Defendant next contends that the court erred in assessing 30 points under risk factor five because the proof is insufficient to establish that the images depicted a victim of 10 years old or younger. Even assuming, arguendo, that defendant preserved that contention for our review, we conclude that it lacks merit. "Facts . . . elicited at the time of entry of a plea of guilty shall be deemed established by clear and convincing evidence and shall not be relitigated" at a SORA hearing (Correction Law § 168-n [3]). Here, the evidence established that defendant pleaded guilty to possessing a sexual performance by a child (Penal Law § 263.16), and he does not dispute that, during the plea colloquy with respect to that crime, he admitted possessing an image depicting a child less than 10 years old (see People v Andrews, 136 AD3d 880, 880 [2d Dept 2016], lv denied 27 NY3d 905 [2016]).

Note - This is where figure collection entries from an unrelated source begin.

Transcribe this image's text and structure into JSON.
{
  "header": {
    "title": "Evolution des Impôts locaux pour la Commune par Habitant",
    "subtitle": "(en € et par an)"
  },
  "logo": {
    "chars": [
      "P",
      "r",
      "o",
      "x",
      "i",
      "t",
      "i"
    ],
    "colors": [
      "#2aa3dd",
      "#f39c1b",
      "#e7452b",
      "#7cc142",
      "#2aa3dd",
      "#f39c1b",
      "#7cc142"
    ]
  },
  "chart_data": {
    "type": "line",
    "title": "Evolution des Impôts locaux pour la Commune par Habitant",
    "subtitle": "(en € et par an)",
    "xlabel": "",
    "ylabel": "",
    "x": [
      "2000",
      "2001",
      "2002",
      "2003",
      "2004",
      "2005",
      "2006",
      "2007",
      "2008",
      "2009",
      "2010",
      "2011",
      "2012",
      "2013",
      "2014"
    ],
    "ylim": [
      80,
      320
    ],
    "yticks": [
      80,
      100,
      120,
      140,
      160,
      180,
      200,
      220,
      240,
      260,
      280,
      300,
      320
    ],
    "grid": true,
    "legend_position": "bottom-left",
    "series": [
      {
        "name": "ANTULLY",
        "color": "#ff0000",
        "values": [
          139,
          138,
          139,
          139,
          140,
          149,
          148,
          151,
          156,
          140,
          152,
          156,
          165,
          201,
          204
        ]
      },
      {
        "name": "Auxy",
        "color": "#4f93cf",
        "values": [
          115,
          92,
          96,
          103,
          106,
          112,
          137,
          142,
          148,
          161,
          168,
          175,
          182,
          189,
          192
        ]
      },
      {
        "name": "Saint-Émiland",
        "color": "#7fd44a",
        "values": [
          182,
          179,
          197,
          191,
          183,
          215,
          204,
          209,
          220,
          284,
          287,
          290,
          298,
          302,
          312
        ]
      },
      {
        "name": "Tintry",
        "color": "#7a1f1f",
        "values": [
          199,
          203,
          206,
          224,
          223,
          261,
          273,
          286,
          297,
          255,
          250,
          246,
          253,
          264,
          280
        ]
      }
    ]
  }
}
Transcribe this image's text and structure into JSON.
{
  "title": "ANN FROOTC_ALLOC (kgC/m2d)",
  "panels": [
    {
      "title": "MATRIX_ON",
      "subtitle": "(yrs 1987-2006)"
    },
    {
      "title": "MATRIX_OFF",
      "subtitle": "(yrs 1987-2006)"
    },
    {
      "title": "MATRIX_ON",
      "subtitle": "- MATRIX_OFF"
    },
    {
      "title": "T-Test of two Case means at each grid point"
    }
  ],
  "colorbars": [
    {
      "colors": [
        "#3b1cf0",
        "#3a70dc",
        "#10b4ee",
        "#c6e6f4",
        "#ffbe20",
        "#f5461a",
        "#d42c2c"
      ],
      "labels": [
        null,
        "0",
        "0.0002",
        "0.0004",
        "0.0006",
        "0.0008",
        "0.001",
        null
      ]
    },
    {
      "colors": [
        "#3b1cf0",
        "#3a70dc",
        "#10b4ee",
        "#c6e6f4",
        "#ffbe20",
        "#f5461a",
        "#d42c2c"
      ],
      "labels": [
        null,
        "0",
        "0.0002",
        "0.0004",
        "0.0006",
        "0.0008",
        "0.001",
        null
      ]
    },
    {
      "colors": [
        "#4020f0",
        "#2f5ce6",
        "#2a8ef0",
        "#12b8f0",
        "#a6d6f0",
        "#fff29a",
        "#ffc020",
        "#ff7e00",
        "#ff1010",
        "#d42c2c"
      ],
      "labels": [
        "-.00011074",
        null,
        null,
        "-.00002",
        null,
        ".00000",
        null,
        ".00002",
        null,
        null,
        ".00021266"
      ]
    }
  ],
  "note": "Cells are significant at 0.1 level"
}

Defendant further contends that the court erred in denying his request for a downward departure from his presumptive risk level. Initially, although defendant correctly asserts that the court should have applied a preponderance of the evidence standard to his request for a downward departure, rather than a clear and convincing evidence standard (see Gillotti, 23 NY3d at 860-861), we need not remit the matter because the record is sufficient to enable us to review defendant's contention under the proper standard (see People v Merkley, 125 AD3d 1479, 1479 [4th Dept 2015]).

With respect to that review, we conclude that some of the purported mitigating circumstances identified by defendant, such as his lack of drug or alcohol abuse and satisfactory conduct while confined, were adequately taken into account in the risk assessment instrument (see Sex Offender Registration Act: Risk Assessment Guidelines and Commentary at 15-17 [2006] [Guidelines]; People v Davis, 170 AD3d 1519, 1519-1520 [4th Dept 2019], lv denied 33 NY3d 907 [2019]). Next, while an offender's response to treatment, "if exceptional" (Guidelines at 17), may constitute a mitigating factor to serve as the basis for a downward departure, we conclude that, here, defendant failed to prove by a preponderance of the evidence that his response to treatment was exceptional (see Davis, 170 AD3d at 1520; People v Bernecky, 161 AD3d 1540, 1541 [4th Dept 2018], lv denied 32 NY3d 901 [2018]). Although defendant also contends that his age and health are mitigating factors warranting a downward departure, he failed to establish that he has "physical conditions that minimize [the] risk of re-offense" (Correction Law § 168-l [5] [d]; see Guidelines at 5; People v Smith, 108 AD3d 1215, 1216 [4th Dept 2013], lv denied 22 NY3d 856 [2013]). Finally, to the extent that defendant otherwise established the existence of appropriate mitigating circumstances, we conclude upon examining all of the relevant circumstances that a downward departure is not warranted (see Bernecky, 161 AD3d at 1541; see generally Gillotti, 23 NY3d at 864). Present—Peradotto, J.P., Carni, Lindley, Curran and Troutman, JJ.